This document introduces the cluster health monitoring function of the graphic interface.
When supporting daily business, YMatrix database will run a large number of SQL statements, which may cause hardware problems such as network failures, lock waiting caused by transaction concurrency, etc. If not processed in time, it will lead to slow response speed or even direct errors, which will affect the efficiency of business operation. In order to better deal with the above problems, the health monitoring function of the graphic interface can help you discover abstract performance of the database cluster faster.

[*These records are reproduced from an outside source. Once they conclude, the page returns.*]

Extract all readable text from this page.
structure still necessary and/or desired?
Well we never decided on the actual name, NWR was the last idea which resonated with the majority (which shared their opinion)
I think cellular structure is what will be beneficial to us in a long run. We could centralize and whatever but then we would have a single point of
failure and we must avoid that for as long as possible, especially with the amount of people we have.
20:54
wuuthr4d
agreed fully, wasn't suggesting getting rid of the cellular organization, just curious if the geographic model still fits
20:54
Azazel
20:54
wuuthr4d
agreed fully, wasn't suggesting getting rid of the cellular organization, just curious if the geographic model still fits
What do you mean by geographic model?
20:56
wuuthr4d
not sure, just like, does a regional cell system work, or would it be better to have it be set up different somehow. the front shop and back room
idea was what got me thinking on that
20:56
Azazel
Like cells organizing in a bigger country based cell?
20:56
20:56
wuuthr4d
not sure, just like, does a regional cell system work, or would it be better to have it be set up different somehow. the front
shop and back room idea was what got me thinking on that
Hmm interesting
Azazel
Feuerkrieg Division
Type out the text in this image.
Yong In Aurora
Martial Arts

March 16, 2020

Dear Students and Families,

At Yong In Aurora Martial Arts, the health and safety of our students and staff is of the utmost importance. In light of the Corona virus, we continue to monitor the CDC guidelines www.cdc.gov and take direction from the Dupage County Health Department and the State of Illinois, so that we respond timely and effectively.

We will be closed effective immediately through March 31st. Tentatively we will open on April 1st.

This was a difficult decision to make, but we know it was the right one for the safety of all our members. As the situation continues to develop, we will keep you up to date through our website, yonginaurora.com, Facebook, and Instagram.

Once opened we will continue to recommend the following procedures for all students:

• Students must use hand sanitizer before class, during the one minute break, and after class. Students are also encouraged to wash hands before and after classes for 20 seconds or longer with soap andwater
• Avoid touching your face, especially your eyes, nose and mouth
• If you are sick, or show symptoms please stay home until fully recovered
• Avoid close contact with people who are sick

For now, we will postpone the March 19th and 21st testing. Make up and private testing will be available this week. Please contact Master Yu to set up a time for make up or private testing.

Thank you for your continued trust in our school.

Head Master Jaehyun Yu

Health monitoring will regularly check the corresponding database system tables based on different detection items to check whether the operating status of the query meets business expectations. Once it is found that the expected status does not meet, we will immediately send a notification. The notification can be viewed in the graphic interface. If you think it is inconvenient to always view the page, you can also choose to receive alarm information more timely by email notification.
Enter the IP of the machine where MatrixGate is located (the IP of Master by default) and port number in the browser to log in to the graphic interface.
http://<IP>:8240
After successfully logging in, enter the Health Monitoring page.
You can choose whether to configure your email account as needed. Once the email account is configured, you will receive email notifications.
Graphical Interface Domain Name
To facilitate timely access to detailed information about alert events, we will include a link in the email that redirects to the graphical interface. If the email recipient cannot access the default domain name, they must modify the content of this field.
SMTP Server Address
The SMTP server address consists of an IP address and a port number. Example: smtp.example.com:465.
Common third-party email servers
Notes!
If the email service is set up by the enterprise itself, consult the email administrator or email service provider.
Username
The account used for authentication on the SMTP server. This field is optional and only required when the SMTP server requires a username for authentication. Example: [email protected].
Password
The password for the SMTP username. This field is optional and only required when the SMTP server requires both a username and password for authentication.
Notes!
If the email service is set up by the company itself, please consult the email administrator or email service provider.
Sender
If using a third-party email service, this field should be consistent with the “username” content;
if using a self-built email service, just fill in the sender's email address.
Recipient
Enter the recipient's email address; multiple addresses can be entered.
The list below shows the monitoring items currently provided by YMatrix, which are enabled by default. You can enable them as needed.
If you believe the default parameters for the monitoring items do not align with your business scenario, you can modify them accordingly.
Serial number | Detection items | Instructions |
1 | Cluster not available | Verify whether the cluster is available by periodically executing the query SELECT * FROM gp_dist_random('gp_id'); If the query fails three times in a row, it is likely that the cluster has crashed, which may be the main Segment, corresponding mirror Segment simultaneous failure, network failure, power failure, hardware failure, etc. |
2 | Segment failed | The main segment failure will cause the corresponding mirror segment server resources to be tilted. The processing pressure of the machine where the mirror segment data is located will increase, and the query speed will slow down. In severe cases, it may cause the memory resources of the tilted node to be exhausted and the cluster will be unavailable. The presence of a mirrored segment failure will cause the cluster to be less highly available. Once the corresponding primary segment fails, the cluster will be unavailable |
3 | Query/transaction takes more than 12 hours | If the query/transaction takes too long, it may occupy a large amount of memory, CPU and other server resources, causing the database service response to slow down and the system triggers OOM (memory overflow), etc.; in addition, it may cause the VACUUM process to be delayed |
4 | The transaction is in idle in transaction state for more than 1 hour | The transaction is in idle in transaction state for a long time, and most queries with tables involved in the transaction will be blocked, which will also prevent the VACUUM process from reclaiming records, causing table data to bloat |
5 | Single query/transaction blocks more than 5 other queries and lasts for more than 15 minutes | Query/transaction blocks many other queries, and the blocking time is long, which can easily cause other statements to block each other, affecting service response efficiency |
6 | The query that applied for Exclusive or AccessExclusive lock was blocked for more than 15 minutes | Ques for table-level Exclusive or AccessExclusive locks are blocked for a long time, which may cause query blocking and accumulation, affecting service response efficiency |
7 | Query/transaction holds Exclusive or AccessExclusive locks and takes more than 2 hours | Query/transaction holds table-level Exclusive or AccessExclusive locks and takes a long time, which will cause all queries involving locked tables to be blocked, affecting service response efficiency |
8 | Transactions that hold Exclusive or AccessExclusive locks and are in idle in transaction status for more than 15 minutes | If the transaction holds an Exclusive or AccessExclusive lock and is in the idle in transaction state for 15 minutes, most of the queries with the tables involved in the transaction will be blocked, affecting the service response efficiency |
If you have configured an email account, you will receive an email when an event that meets the detection item failure conditions occurs.
Regardless of whether you have configured an email address, you can view records of events that occurred in the cluster and met the fault conditions of the detection items in the “Event History” section.